Friday, February 26, 2010

SEAWELD HOUSES THE HOMELESS (PAGE 18, FEB 6, 2010)

Seaweld Engineering, an oil service company in Sekondi/Takoradi, has channelled its corporate social responsibility towards the underprivileged in the metropolis.
The company has built a home for the homeless with facilities that would not push them back to the streets. The home has electricity, water supply, toilets and a bath house and fitted with a sound system, television set and other items that are needed to create a perfect environment for the inmates.
Members of the home are mostly mentally challenged and the destitute who have been cured, and their children have been sponsored by the company to go back to school.
A pregnant woman who was picked on the street and happily settled in the home gave birth a few days after she arrived in the house.

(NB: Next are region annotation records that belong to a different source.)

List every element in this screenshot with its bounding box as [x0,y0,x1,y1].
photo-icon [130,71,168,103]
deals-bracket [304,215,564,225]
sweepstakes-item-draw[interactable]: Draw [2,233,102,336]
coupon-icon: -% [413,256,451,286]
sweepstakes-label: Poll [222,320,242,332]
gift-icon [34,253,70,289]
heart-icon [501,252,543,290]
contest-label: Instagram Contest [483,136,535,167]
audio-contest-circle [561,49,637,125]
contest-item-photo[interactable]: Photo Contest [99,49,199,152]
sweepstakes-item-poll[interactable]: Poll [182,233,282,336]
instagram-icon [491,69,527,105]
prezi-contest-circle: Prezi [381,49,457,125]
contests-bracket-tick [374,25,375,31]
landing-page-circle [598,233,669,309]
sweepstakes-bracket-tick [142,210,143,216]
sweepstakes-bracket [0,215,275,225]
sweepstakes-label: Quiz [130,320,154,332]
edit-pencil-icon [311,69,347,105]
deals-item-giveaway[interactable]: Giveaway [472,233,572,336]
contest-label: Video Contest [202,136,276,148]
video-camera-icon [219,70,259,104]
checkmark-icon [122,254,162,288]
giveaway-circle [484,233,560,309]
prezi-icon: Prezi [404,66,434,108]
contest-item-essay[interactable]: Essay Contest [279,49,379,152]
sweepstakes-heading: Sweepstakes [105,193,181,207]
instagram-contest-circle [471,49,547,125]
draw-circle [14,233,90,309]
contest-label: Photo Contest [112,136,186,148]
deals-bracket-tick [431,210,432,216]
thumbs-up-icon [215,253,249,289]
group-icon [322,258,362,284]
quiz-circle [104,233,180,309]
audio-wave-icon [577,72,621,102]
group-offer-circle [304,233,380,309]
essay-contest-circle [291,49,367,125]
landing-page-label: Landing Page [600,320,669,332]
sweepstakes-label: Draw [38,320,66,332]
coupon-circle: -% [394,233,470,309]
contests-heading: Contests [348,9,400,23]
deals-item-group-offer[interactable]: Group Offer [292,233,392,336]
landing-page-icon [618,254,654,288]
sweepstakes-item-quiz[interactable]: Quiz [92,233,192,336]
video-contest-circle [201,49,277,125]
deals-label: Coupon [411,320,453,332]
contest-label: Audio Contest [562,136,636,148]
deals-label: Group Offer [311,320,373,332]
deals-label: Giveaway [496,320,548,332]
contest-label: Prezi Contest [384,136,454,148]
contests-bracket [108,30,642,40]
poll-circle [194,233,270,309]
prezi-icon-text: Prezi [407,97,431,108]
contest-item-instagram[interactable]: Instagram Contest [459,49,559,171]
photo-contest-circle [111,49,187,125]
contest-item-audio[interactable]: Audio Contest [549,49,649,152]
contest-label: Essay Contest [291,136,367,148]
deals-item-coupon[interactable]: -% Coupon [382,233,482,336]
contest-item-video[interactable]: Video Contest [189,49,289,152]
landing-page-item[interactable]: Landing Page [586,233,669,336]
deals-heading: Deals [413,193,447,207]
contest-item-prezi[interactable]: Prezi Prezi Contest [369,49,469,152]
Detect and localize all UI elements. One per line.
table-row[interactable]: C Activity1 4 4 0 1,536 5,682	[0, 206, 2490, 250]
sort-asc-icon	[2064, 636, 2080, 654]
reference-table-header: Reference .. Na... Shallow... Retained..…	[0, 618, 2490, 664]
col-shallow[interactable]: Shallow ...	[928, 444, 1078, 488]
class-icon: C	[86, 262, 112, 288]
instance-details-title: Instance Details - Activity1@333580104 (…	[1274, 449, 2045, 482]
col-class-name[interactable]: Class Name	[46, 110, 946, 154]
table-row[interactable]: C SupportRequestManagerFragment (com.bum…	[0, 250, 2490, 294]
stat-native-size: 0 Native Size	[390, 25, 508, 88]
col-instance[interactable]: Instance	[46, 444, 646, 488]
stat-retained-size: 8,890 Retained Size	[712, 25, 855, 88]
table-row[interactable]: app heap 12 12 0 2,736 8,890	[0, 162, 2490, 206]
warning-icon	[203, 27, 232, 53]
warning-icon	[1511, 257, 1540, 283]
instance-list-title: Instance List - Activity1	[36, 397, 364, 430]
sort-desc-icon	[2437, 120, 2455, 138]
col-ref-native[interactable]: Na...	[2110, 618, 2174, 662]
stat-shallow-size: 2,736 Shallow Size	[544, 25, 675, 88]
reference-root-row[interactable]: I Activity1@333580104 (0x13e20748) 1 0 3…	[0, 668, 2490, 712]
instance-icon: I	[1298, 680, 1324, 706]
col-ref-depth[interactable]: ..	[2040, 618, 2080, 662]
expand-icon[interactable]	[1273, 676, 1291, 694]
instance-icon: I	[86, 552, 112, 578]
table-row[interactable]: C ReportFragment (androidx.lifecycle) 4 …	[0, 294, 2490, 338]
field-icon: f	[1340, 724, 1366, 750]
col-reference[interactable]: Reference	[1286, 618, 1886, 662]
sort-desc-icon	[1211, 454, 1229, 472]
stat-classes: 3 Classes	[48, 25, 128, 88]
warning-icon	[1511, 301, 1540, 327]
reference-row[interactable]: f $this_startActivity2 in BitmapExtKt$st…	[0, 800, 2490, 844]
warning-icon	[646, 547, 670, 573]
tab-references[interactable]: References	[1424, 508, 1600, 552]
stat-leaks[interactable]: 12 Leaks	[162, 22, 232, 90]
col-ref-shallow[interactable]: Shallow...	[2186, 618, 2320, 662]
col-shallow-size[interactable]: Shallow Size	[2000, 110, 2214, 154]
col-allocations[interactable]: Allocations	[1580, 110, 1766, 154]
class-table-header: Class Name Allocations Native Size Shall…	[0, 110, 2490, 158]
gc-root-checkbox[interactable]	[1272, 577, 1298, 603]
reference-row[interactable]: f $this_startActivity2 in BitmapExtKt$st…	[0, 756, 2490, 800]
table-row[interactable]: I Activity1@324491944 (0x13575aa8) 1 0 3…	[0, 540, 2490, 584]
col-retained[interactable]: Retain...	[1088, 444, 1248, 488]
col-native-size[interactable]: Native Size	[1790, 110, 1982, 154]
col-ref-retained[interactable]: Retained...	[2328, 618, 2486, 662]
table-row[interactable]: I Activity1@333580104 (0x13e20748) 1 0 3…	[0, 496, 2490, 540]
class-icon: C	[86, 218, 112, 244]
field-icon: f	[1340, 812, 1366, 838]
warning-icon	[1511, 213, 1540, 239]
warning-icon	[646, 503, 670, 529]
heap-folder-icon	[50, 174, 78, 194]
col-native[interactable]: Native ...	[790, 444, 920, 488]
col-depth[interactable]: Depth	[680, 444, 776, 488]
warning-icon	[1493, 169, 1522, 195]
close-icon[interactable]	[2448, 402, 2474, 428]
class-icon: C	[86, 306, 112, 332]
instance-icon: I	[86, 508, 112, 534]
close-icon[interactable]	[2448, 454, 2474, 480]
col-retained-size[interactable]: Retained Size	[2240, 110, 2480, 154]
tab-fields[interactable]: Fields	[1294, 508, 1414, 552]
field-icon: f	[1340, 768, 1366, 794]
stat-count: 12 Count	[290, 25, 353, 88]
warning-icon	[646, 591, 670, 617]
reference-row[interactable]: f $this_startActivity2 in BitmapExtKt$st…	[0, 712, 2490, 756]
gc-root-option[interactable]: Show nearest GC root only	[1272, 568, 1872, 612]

To make the inmates feel at home, the company is providing a three square meal for them.
The company has also employed the services of a caretaker and a psychiatric nurse who see to the health needs of the inmates.
The Operations Manager of Seaweld Engineering, Mr Alfred Fafali Adagbedu, said it was the focus of the company to ensure that its support for society was directed at the disadvantaged who really needed help.
Asked what motivated them to resettle the destitute, he said it was sad to see them, some of who were pregnant, in the open with their children.
“We were left with no option but to settle them to make them feel part of society, initially they were settled in a tent, but later we had a place to build the three-room apartment for them to feel at home.”
Mr Adagbedu expressed the hope that the home would one day develop into a good health facility for public good.
He said there were many of the destitute on the street who would contribute to the development of the country, if they had the support and better environment.
Mr Adagbedu said the company would not put any cost to what it gave to society but would ensure that society became the winner in the country’s oil find.
He said there were other areas that the company would work to ensure that they created and shared with the communities in which they operated.
“We all look up to the government for every basic thing, but if we could invest little of what we gain from society back into it the world would be better than this.”
He said the building was on one side of the land and the rest was being used for farming by some of the inmates to keep them busy.